New Orleans landscape shocks teens


— Teenagers wrestle with each other and climb on broken treadmills atop a trash pile waiting to be picked up.

But as soon as the white trailer pulls up, the youths race to suit up and get to work inside a home. Soon, hammers pounding and shovels scooping are the only sounds that can be heard.

Twenty high school students and seven chaperones from First Christian Church's youth group went to work on a home Wednesday morning in the town of Chalmette just east of New Orleans. The cleanup is part of the group's weeklong post-Hurricane Katrina mission trip.

Not one was shy about getting their hands dirty. But they were a little surprised.

"It has been seven months (since the hurricane), so I didn't expect there to be mud in the house," 15-year-old Andrew Field said. "There's a foot or two of mud in the house, and it stunk really bad."

Church members are working through the Kentucky-based CrossRoads Missions. They remove moldy drywall and insulation from houses, as well as mud, tile and damaged personal belongings. As soon as the teenagers finish one house, they move to the next.

"They were pretty glad we got three houses done (Monday) when they didn't think we could get two done," Field said. "They were impressed because we're just high school students."

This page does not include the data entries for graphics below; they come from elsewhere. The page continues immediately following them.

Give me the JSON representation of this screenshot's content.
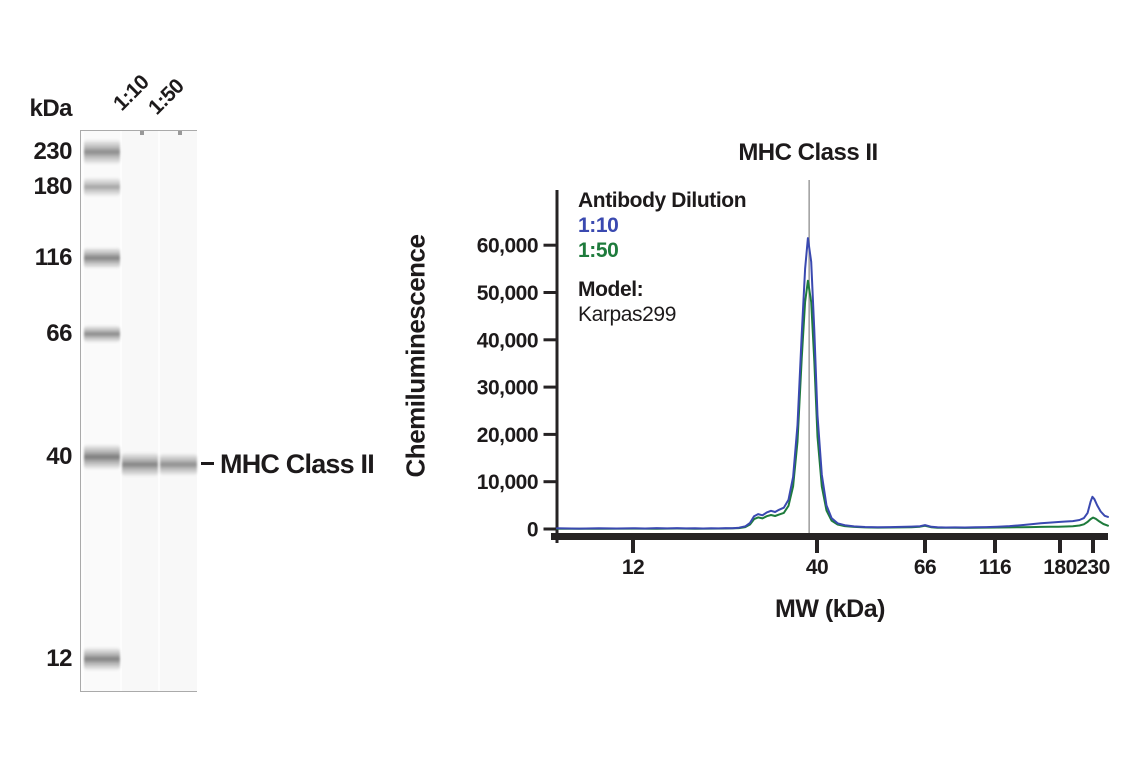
{
  "blot": {
    "kda_label": "kDa",
    "lanes": [
      "1:10",
      "1:50"
    ],
    "ladder_kda": [
      "230",
      "180",
      "116",
      "66",
      "40",
      "12"
    ],
    "band_annotation": "MHC Class II",
    "sample_band_approx_kda": 38
  },
  "chart_data": {
    "type": "line",
    "title": "MHC Class II",
    "xlabel": "MW (kDa)",
    "ylabel": "Chemiluminescence",
    "x_scale": "log-like capillary MW scale",
    "xlim": [
      8,
      252
    ],
    "ylim": [
      0,
      71000
    ],
    "grid": false,
    "x_ticks": [
      12,
      40,
      66,
      116,
      180,
      230
    ],
    "y_ticks": [
      0,
      10000,
      20000,
      30000,
      40000,
      50000,
      60000
    ],
    "y_tick_labels": [
      "0",
      "10,000",
      "20,000",
      "30,000",
      "40,000",
      "50,000",
      "60,000"
    ],
    "annotation_line_x": 38,
    "annotation_line_color": "#a3a3a3",
    "axis_color": "#262324",
    "legend": {
      "title": "Antibody Dilution",
      "entries": [
        {
          "label": "1:10",
          "color": "#3A49B0"
        },
        {
          "label": "1:50",
          "color": "#1E7B3C"
        }
      ],
      "model_label": "Model:",
      "model_value": "Karpas299",
      "position": "upper-left"
    },
    "series": [
      {
        "name": "1:50",
        "color": "#1E7B3C",
        "peak": {
          "x": 38,
          "y": 52500
        },
        "points": [
          [
            8,
            70
          ],
          [
            10,
            50
          ],
          [
            12,
            90
          ],
          [
            14,
            60
          ],
          [
            16,
            100
          ],
          [
            18,
            70
          ],
          [
            20,
            90
          ],
          [
            22,
            110
          ],
          [
            24,
            200
          ],
          [
            25,
            400
          ],
          [
            25.8,
            950
          ],
          [
            26.5,
            2100
          ],
          [
            27.2,
            2450
          ],
          [
            28,
            2250
          ],
          [
            28.8,
            2700
          ],
          [
            29.6,
            2950
          ],
          [
            30.4,
            2750
          ],
          [
            31.2,
            3050
          ],
          [
            32.2,
            3400
          ],
          [
            33.2,
            4900
          ],
          [
            34.2,
            9000
          ],
          [
            35.2,
            18500
          ],
          [
            36.2,
            36000
          ],
          [
            37,
            48000
          ],
          [
            37.7,
            52500
          ],
          [
            38.5,
            48000
          ],
          [
            39.3,
            35500
          ],
          [
            40.1,
            19500
          ],
          [
            40.9,
            9000
          ],
          [
            41.8,
            3900
          ],
          [
            42.8,
            1750
          ],
          [
            44,
            950
          ],
          [
            45.5,
            620
          ],
          [
            47.5,
            440
          ],
          [
            50,
            330
          ],
          [
            53,
            290
          ],
          [
            56,
            310
          ],
          [
            59,
            340
          ],
          [
            62,
            390
          ],
          [
            64.5,
            480
          ],
          [
            66,
            680
          ],
          [
            67.5,
            540
          ],
          [
            69.5,
            350
          ],
          [
            73,
            280
          ],
          [
            78,
            250
          ],
          [
            84,
            250
          ],
          [
            91,
            240
          ],
          [
            99,
            270
          ],
          [
            108,
            290
          ],
          [
            118,
            310
          ],
          [
            128,
            340
          ],
          [
            138,
            380
          ],
          [
            148,
            410
          ],
          [
            158,
            440
          ],
          [
            168,
            460
          ],
          [
            178,
            490
          ],
          [
            188,
            530
          ],
          [
            198,
            600
          ],
          [
            208,
            750
          ],
          [
            215,
            1000
          ],
          [
            221,
            1500
          ],
          [
            226,
            2100
          ],
          [
            230,
            2400
          ],
          [
            234,
            2150
          ],
          [
            239,
            1600
          ],
          [
            245,
            1050
          ],
          [
            252,
            700
          ]
        ]
      },
      {
        "name": "1:10",
        "color": "#3A49B0",
        "peak": {
          "x": 38,
          "y": 61500
        },
        "points": [
          [
            8,
            150
          ],
          [
            9,
            90
          ],
          [
            10,
            170
          ],
          [
            11,
            110
          ],
          [
            12,
            160
          ],
          [
            13,
            100
          ],
          [
            14,
            190
          ],
          [
            15,
            120
          ],
          [
            16,
            180
          ],
          [
            17,
            120
          ],
          [
            18,
            170
          ],
          [
            19,
            110
          ],
          [
            20,
            160
          ],
          [
            21,
            130
          ],
          [
            22,
            190
          ],
          [
            23,
            160
          ],
          [
            24,
            280
          ],
          [
            25,
            550
          ],
          [
            25.8,
            1300
          ],
          [
            26.5,
            2700
          ],
          [
            27.2,
            3150
          ],
          [
            28,
            2900
          ],
          [
            28.8,
            3500
          ],
          [
            29.6,
            3850
          ],
          [
            30.4,
            3600
          ],
          [
            31.2,
            4050
          ],
          [
            32.2,
            4500
          ],
          [
            33.2,
            6200
          ],
          [
            34.2,
            11000
          ],
          [
            35.2,
            22000
          ],
          [
            36.2,
            41000
          ],
          [
            37,
            55000
          ],
          [
            37.7,
            61500
          ],
          [
            38.5,
            56500
          ],
          [
            39.3,
            42000
          ],
          [
            40.1,
            24000
          ],
          [
            40.9,
            11500
          ],
          [
            41.8,
            5000
          ],
          [
            42.8,
            2300
          ],
          [
            44,
            1200
          ],
          [
            45.5,
            800
          ],
          [
            47.5,
            560
          ],
          [
            50,
            430
          ],
          [
            53,
            380
          ],
          [
            56,
            400
          ],
          [
            59,
            440
          ],
          [
            62,
            500
          ],
          [
            64.5,
            600
          ],
          [
            66,
            820
          ],
          [
            67.5,
            680
          ],
          [
            69.5,
            460
          ],
          [
            73,
            370
          ],
          [
            78,
            320
          ],
          [
            84,
            330
          ],
          [
            91,
            310
          ],
          [
            99,
            360
          ],
          [
            108,
            400
          ],
          [
            118,
            480
          ],
          [
            128,
            620
          ],
          [
            138,
            800
          ],
          [
            148,
            1000
          ],
          [
            158,
            1200
          ],
          [
            168,
            1350
          ],
          [
            178,
            1480
          ],
          [
            188,
            1580
          ],
          [
            198,
            1680
          ],
          [
            208,
            1900
          ],
          [
            215,
            2300
          ],
          [
            221,
            3400
          ],
          [
            226,
            5800
          ],
          [
            229,
            6800
          ],
          [
            232,
            6300
          ],
          [
            236,
            5000
          ],
          [
            241,
            3700
          ],
          [
            247,
            2800
          ],
          [
            252,
            2550
          ]
        ]
      }
    ]
  }
}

Youth pastor John Graler said he tried to prepare the youths for what they were going to see: piles of trash lining streets, homes with no windows or doors and businesses - even Wal-Mart - sitting empty. But Graler could talk all day and not prepare the students for the things they are experiencing in New Orleans.

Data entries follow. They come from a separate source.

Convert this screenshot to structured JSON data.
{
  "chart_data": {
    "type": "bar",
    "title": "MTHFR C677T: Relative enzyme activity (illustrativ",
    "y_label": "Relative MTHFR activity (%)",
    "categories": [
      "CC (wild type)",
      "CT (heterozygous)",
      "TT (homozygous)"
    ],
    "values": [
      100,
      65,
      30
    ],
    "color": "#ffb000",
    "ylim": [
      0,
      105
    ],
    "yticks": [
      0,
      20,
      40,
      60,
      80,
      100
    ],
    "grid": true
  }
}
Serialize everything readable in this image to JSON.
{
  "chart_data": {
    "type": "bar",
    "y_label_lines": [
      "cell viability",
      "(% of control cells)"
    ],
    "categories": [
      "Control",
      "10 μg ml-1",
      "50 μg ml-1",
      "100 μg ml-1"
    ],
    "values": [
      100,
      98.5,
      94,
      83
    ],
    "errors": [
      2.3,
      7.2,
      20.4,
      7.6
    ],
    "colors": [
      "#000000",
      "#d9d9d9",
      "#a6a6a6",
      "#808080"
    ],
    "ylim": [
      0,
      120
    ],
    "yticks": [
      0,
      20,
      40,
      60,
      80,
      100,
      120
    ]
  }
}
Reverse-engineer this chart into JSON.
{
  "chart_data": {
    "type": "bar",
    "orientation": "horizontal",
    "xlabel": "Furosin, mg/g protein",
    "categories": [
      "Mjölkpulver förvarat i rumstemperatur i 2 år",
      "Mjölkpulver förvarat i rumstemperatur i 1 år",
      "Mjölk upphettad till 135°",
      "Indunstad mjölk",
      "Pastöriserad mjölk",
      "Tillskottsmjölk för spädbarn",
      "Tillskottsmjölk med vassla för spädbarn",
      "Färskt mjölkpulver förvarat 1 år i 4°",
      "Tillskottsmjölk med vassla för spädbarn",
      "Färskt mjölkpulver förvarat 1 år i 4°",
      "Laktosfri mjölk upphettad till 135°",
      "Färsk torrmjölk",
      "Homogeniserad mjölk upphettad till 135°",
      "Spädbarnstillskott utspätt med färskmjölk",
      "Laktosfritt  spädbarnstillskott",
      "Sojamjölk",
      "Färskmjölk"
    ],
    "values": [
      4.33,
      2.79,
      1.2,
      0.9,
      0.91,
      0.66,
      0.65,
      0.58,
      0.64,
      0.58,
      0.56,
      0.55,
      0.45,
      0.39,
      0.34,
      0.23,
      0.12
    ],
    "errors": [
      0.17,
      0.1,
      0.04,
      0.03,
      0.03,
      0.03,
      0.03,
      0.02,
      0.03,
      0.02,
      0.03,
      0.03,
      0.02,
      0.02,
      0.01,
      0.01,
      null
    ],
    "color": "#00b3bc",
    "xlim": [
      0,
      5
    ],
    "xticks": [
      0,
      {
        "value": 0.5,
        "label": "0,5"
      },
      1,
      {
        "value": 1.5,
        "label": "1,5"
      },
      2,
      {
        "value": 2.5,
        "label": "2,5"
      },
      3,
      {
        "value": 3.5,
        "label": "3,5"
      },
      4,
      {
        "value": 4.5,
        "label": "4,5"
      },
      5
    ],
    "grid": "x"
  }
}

"I didn't expect it to be this bad," 18-year-old Brittnie Durham said. "And it's everywhere. It's not just a couple of places, it's the whole area."

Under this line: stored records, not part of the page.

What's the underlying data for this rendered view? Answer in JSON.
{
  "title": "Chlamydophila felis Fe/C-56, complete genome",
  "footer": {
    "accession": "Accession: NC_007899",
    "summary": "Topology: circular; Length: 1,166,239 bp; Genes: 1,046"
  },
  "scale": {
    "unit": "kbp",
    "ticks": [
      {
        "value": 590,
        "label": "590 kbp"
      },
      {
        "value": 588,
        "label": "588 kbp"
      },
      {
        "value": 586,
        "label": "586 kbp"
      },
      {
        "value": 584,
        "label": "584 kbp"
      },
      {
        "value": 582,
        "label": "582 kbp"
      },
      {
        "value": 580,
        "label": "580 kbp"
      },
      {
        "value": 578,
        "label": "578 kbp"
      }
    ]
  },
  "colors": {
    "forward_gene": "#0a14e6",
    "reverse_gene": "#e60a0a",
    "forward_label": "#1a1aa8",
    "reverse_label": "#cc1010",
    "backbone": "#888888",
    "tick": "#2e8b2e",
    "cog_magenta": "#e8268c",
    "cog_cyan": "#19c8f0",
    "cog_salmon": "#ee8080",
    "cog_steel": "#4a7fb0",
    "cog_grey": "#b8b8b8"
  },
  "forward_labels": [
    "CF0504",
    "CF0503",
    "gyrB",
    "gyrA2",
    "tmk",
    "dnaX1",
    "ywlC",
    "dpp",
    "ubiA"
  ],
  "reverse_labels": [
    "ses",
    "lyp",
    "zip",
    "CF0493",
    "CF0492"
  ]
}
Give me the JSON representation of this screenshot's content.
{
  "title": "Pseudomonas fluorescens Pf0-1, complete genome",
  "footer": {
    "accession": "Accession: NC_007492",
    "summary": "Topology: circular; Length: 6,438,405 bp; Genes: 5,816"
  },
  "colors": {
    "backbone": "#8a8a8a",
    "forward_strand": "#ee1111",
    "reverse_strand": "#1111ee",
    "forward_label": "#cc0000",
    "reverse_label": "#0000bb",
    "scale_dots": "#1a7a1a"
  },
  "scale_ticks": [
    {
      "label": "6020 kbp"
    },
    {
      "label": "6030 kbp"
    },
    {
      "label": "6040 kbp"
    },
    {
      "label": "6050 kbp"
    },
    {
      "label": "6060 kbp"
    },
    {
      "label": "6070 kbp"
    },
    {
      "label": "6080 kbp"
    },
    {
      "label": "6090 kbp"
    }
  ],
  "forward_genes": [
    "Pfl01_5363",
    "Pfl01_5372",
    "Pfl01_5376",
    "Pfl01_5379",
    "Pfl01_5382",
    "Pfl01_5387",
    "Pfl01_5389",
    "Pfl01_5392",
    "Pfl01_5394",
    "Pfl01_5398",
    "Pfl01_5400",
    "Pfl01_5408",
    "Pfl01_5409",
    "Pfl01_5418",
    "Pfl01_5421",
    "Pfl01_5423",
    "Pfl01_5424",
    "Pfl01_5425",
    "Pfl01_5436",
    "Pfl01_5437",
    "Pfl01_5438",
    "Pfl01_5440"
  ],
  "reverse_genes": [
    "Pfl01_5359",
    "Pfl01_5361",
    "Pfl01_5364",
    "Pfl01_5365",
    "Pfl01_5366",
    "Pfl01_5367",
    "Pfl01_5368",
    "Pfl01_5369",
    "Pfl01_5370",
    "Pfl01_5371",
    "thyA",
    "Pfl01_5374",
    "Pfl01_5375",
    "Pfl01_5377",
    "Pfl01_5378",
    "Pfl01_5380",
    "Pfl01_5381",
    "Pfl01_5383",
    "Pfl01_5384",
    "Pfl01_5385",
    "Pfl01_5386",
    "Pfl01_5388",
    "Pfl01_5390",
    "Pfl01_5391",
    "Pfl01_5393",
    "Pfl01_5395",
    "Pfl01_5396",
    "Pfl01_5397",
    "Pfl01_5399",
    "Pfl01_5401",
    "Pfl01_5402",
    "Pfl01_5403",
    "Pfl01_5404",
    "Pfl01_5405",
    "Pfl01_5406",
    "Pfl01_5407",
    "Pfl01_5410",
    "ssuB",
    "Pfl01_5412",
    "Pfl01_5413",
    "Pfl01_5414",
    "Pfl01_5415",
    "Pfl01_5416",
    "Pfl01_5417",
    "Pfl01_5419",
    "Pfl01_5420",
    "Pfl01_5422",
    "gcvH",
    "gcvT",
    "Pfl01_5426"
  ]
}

Even Graler, a self-proclaimed "news junkie," wasn't ready. Nothing on TV prepared him to see the devastation firsthand.

"It still caught me when we came up on those four of five houses piled up on each other," Graler said. "That took me by surprise."

These shocking images are what Graler hopes will draw his students into the trip and realize the work they're doing.

"With any mission trip, I want them to come back with more appreciation for what they have," Graler said.

Field said he also hopes to instill a bit of joy in the people who own the houses he's working on this week.

"I'm hoping that when they see us working like this for free, they can see Jesus Christ in us, the love in us," he said.